In the ER, I was given four units of whole blood just to get my blood pressure, which was at a dangerously low level, to rise to low-normal. I was admitted to the ICU where I was put on a respirator because of breathing difficulties, and kept knocked out as is normal so I wouldn’t fight the intubation. When I progressed far enough, I was transferred to the CCU as my heart had also been affected by my near-starvation. From there I was put on the cardiac ward as tests were performed to try to find a reason other than starvation for my extremely low blood pressure. Once everything else was ruled out, I was transferred to a physical rehab facility as I’d been bedridden so long I couldn’t walk.

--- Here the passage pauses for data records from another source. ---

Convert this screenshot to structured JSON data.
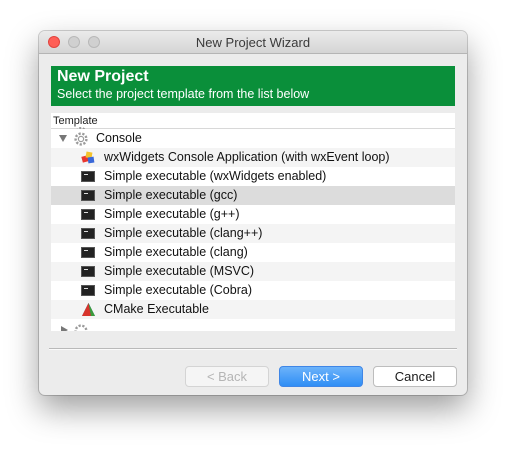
{
  "window": {
    "title": "New Project Wizard"
  },
  "banner": {
    "title": "New Project",
    "subtitle": "Select the project template from the list below"
  },
  "list": {
    "header": "Template",
    "group": {
      "label": "Console",
      "icon": "gear-icon",
      "expanded": true
    },
    "items": [
      {
        "label": "wxWidgets Console Application (with wxEvent loop)",
        "icon": "wxwidgets-icon"
      },
      {
        "label": "Simple executable (wxWidgets enabled)",
        "icon": "terminal-icon"
      },
      {
        "label": "Simple executable (gcc)",
        "icon": "terminal-icon",
        "selected": true
      },
      {
        "label": "Simple executable (g++)",
        "icon": "terminal-icon"
      },
      {
        "label": "Simple executable (clang++)",
        "icon": "terminal-icon"
      },
      {
        "label": "Simple executable (clang)",
        "icon": "terminal-icon"
      },
      {
        "label": "Simple executable (MSVC)",
        "icon": "terminal-icon"
      },
      {
        "label": "Simple executable (Cobra)",
        "icon": "terminal-icon"
      },
      {
        "label": "CMake Executable",
        "icon": "cmake-icon"
      }
    ]
  },
  "buttons": {
    "back": "< Back",
    "next": "Next >",
    "cancel": "Cancel"
  },
  "colors": {
    "banner": "#0a8f3a",
    "next_button": "#2f8ef5",
    "close_light": "#ff5f57"
  }
}
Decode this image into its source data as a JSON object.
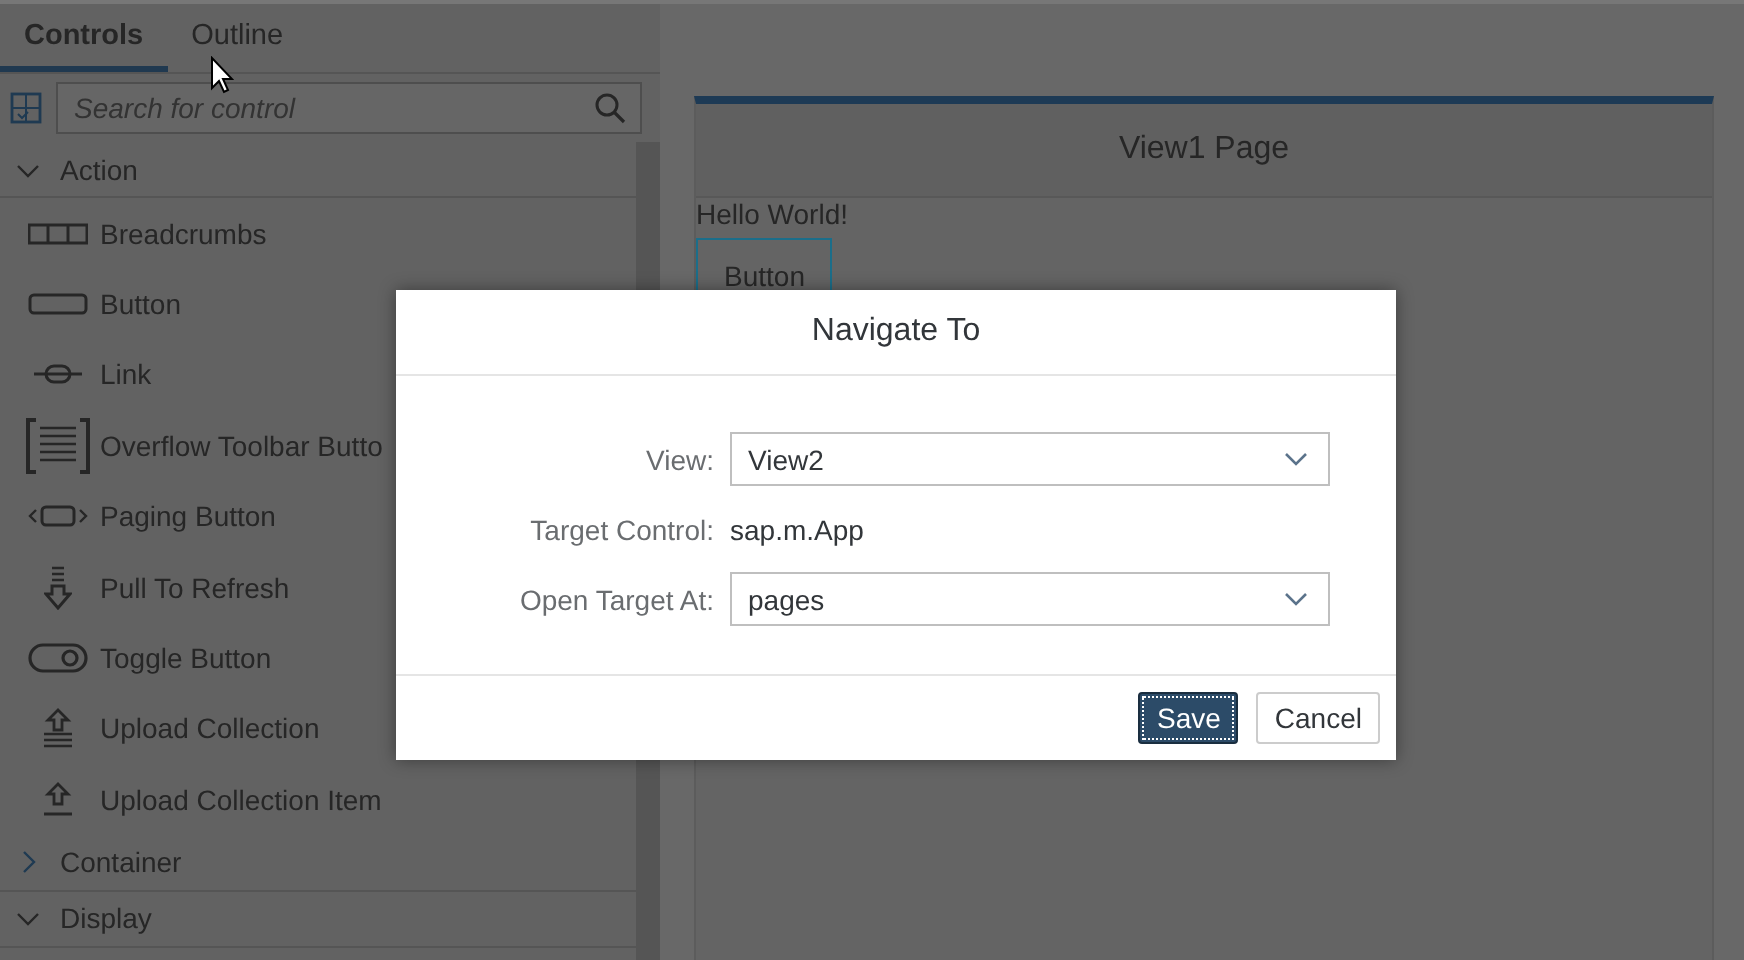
{
  "tabs": [
    {
      "label": "Controls",
      "selected": true
    },
    {
      "label": "Outline",
      "selected": false
    }
  ],
  "search": {
    "placeholder": "Search for control"
  },
  "groups": [
    {
      "label": "Action",
      "expanded": true,
      "items": [
        {
          "label": "Breadcrumbs",
          "kind": "breadcrumbs"
        },
        {
          "label": "Button",
          "kind": "button"
        },
        {
          "label": "Link",
          "kind": "link"
        },
        {
          "label": "Overflow Toolbar Butto",
          "kind": "overflow"
        },
        {
          "label": "Paging Button",
          "kind": "paging"
        },
        {
          "label": "Pull To Refresh",
          "kind": "pull"
        },
        {
          "label": "Toggle Button",
          "kind": "toggle"
        },
        {
          "label": "Upload Collection",
          "kind": "upload-list"
        },
        {
          "label": "Upload Collection Item",
          "kind": "upload"
        }
      ]
    },
    {
      "label": "Container",
      "expanded": false
    },
    {
      "label": "Display",
      "expanded": true
    }
  ],
  "canvas": {
    "page_title": "View1 Page",
    "text": "Hello World!",
    "button": "Button"
  },
  "dialog": {
    "title": "Navigate To",
    "fields": [
      {
        "kind": "select",
        "label": "View:",
        "value": "View2"
      },
      {
        "kind": "text",
        "label": "Target Control:",
        "value": "sap.m.App"
      },
      {
        "kind": "select",
        "label": "Open Target At:",
        "value": "pages"
      }
    ],
    "buttons": [
      {
        "label": "Save",
        "kind": "primary"
      },
      {
        "label": "Cancel",
        "kind": "secondary"
      }
    ]
  }
}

While in the ICU, my cell phone died and I didn’t have my charger, so I couldn’t contact anyone. My slumlord decided after several unanswered voicemails that I had abandoned my apartment. He cleared out all of my belongings and discarded them, gave away my cat, and rented my home. I was officially homeless. My best friend who I had known for years online, by email and ultimately by phone offered to take me in, so I moved from Missouri to Florida with no more than my purse and the clothes I got from the rehab facility. We were to have 90 days to find our own place while living in her aunt’s house after her aunt had relocated to North Carolina for work. For whatever reason, the aunt failed to mention she’d not paid the rent in months and eviction proceedings had begun. After about a week in Florida, a locksmith showed up to change the locks. He was busy that day, so he agreed to come back the following day. We had 24 hours to get a storage unit, hire movers and pack, and find a cheap motel to live in. I was once again homeless, though gratefully not alone.

Our homeless adventure lasted eight months until this past May when we found a small trailer in a park with a bad reputation, but it got us off the streets where we’d stopped living in motels and started sleeping first outdoors and then in abandoned buildings. We also lost all of my best friend’s belongings in the storage unit when we couldn’t pay the bill. She worked miracles, scrounging through abandoned homes, burned out buildings, dumpster diving and finding used furniture for our new home. She’d made a great deal of progress when she unexpectedly passed into spirit on August 25th of this year. I now live in the trailer alone, with the notable exception of her miniature Schnauzer, Biscuit.

The point of sharing all this is twofold. It is for y’all to understand that I’ve faced many of my own challenges from which I’ve healed. It’s also to provide proof that, for every moment of my nearly 57 years, I’ve not only survived but have continued to Rise after each fall. In fact, I’m thriving as I continue to deal with the absence of my best friend. I consider my spirituality to be part of the reason, as well as the tools I’d learned in and after therapy. While life has provided circumstances where I’ve been knocked down or fallen, I’ve not only gotten back up each time but have continued to rise above my circumstances, growing mentally, emotionally and spiritually, which is why I refer to myself as a Riser rather than a victim or survivor.

Well, this turned out to be a bit bigger than a small nutshell, but I let my heart speak my deepest truths.